Concordia Shanghai Newsroom

How Art Education Cultivates Creative and Critical Thinking Skills

Written by Celia Kim Gibson | Oct 27, 2022 7:47:44 AM

When the goal of art education is to enhance holistic education with meaningful content while considering the whole child as they develop over time, then there will be life-long learning and endless successes.

The artistic process is authentically based on the development of thinking skills and a balance between creative and critical thinking is encouraged. Inquiry-based, conceptual, and experiential learning are means to develop 21st Century skills, and art is a powerful facilitator that supports and promotes learning through inquiry, enabling higher order thinking skills to be developed. 

 

Concordia International School Shanghai’s art department strives to provide instructional, conceptual, and contextual content that will have an effect on learning outcomes both deep and wide. A full spectrum of tools and techniques are reviewed and extended each year within a spiral curriculum which builds upon prior knowledge and skill sets. This approach allows for deeper learning and broader experience as students connect various content and construct life-long skills. 

Each unit begins with an aspect termed ‘Explore Before’ where students are encouraged to explore, sample, test, stretch limits, and experience the properties of matter and materials as well as recognize the limitations of specific art mediums.  

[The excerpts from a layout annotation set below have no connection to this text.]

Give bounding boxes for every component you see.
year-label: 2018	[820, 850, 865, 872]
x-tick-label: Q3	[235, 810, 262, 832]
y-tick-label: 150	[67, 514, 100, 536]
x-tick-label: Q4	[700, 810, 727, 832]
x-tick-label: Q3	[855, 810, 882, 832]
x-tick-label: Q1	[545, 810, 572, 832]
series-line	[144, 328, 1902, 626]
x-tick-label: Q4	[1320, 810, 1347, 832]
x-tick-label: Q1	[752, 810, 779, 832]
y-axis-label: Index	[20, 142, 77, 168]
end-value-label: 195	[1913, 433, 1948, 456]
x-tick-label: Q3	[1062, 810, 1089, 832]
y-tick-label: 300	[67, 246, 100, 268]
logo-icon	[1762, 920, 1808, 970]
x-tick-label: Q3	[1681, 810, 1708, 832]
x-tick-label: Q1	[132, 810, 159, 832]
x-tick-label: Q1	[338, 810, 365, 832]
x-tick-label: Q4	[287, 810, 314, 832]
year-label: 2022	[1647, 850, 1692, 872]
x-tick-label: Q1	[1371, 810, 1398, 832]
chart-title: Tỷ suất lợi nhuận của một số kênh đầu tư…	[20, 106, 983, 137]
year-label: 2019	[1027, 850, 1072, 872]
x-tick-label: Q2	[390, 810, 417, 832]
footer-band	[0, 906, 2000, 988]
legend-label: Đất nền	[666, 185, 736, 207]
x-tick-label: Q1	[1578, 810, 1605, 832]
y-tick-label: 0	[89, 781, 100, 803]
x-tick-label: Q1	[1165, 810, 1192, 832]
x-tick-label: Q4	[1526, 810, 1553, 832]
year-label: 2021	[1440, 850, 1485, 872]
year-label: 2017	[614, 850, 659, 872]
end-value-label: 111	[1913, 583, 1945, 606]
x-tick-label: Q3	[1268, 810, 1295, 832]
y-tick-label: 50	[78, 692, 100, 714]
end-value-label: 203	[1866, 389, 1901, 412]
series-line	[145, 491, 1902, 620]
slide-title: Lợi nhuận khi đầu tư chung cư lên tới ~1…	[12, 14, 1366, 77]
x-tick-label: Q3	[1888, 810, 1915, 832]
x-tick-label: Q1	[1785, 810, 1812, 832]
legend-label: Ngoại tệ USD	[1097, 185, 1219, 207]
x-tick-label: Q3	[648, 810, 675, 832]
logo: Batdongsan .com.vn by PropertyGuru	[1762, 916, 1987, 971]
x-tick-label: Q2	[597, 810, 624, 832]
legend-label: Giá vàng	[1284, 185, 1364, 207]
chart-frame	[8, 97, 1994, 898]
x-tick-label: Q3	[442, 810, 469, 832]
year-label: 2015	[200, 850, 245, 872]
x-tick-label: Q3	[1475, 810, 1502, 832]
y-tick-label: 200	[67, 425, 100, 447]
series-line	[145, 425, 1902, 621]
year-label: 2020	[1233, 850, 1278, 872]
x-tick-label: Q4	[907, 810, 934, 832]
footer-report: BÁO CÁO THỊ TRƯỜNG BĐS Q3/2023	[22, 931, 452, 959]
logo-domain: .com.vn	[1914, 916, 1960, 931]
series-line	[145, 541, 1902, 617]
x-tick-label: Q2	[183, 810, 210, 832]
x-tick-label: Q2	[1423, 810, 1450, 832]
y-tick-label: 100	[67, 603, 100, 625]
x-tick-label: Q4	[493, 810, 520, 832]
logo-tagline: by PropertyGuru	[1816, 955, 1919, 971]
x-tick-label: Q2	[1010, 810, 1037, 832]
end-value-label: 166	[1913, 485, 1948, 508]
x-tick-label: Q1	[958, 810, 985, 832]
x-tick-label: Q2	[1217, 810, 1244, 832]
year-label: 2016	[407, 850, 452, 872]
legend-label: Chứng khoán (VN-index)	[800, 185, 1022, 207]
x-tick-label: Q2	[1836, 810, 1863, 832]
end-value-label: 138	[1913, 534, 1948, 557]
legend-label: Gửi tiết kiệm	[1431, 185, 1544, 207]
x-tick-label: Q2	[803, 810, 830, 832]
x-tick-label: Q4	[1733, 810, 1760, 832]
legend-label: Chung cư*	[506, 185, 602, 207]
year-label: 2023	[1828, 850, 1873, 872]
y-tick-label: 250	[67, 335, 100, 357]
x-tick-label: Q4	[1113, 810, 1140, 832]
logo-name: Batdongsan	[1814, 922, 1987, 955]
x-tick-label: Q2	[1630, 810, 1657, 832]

Concordia considers and applies a standards-based art curriculum based on the United States’ National Core Arts Standards (Creating, Presenting, Responding, and Connecting). Assessment guides planning by using Understanding by Design framework. The Art Department uses a variety of formal and informal assessment tools and strategies to attain a holistic view of students’ comprehension and learning. Student Self-assessment and Reflection offers insight into their unique perception and outlook and directs their future artistic goals. Open-ended tasks, process-focused assessment, and performance-based assessment are guided and determined using criteria-based rubrics. Final art creations, digital portfolios and art journal entries serve as continuums. 

Preparing students for life-long success

Art is interrelated to all academic disciplines therefore provides an opportunity for integration and extension. The STEM to STEAM movement is becoming quite evident in education and the “A” is for Art! Art integration takes place at Concordia Shanghai within the art room itself. The art department is very proud of its accomplishments of authentic art integration and ensures that each unit has some form of integration to academic subject matters, including science, social studies, technology, engineering, and math. Students even have an area of the art room called ‘The Test Strip’ where they are free to test, repair, adjust, and retest uniquely made constructs that arise from their own creative ideas.  

There are also components of the art curriculum which enable valid connections to be made with literacy, social and emotional development, and multiple-language learning, and Concordia’s Schoolwide Learner Outcomes (SLOs), as well. 

Often, I am asked why students love art so much, and most assume it is only because it’s fun. However, when asking students, their answers would surprise you. It is often that they feel challenged, they seek personal expression, want positive inspiration and affirmation, and express a desire to learn more about themselves. 

The visual arts prepare students for the world in which they live! Concordia students are offered a wide variety of art mediums and materials to explore concept-based learning, including drawing and mark-making tools, paints, ceramics, sculpture, printmaking, fibers arts and technology in art where unique learning experiences and challenging circumstances authentically create real-life connections which will empower and prepare students for any life situation that arises.  

 

At Concordia, art students are active, not passive, learners and participate fully in their own learning experience. This theory of knowledge acquisition is called ‘constructivism’ as student ‘construct’ their own meaning and develop their world view through association and interaction. 

All in all, the personal growth that takes place during the artistic process is invaluable to the student as growth and development is a process that can be acknowledged throughout a student’s entire educational journey from early childhood to grade 12 and beyond.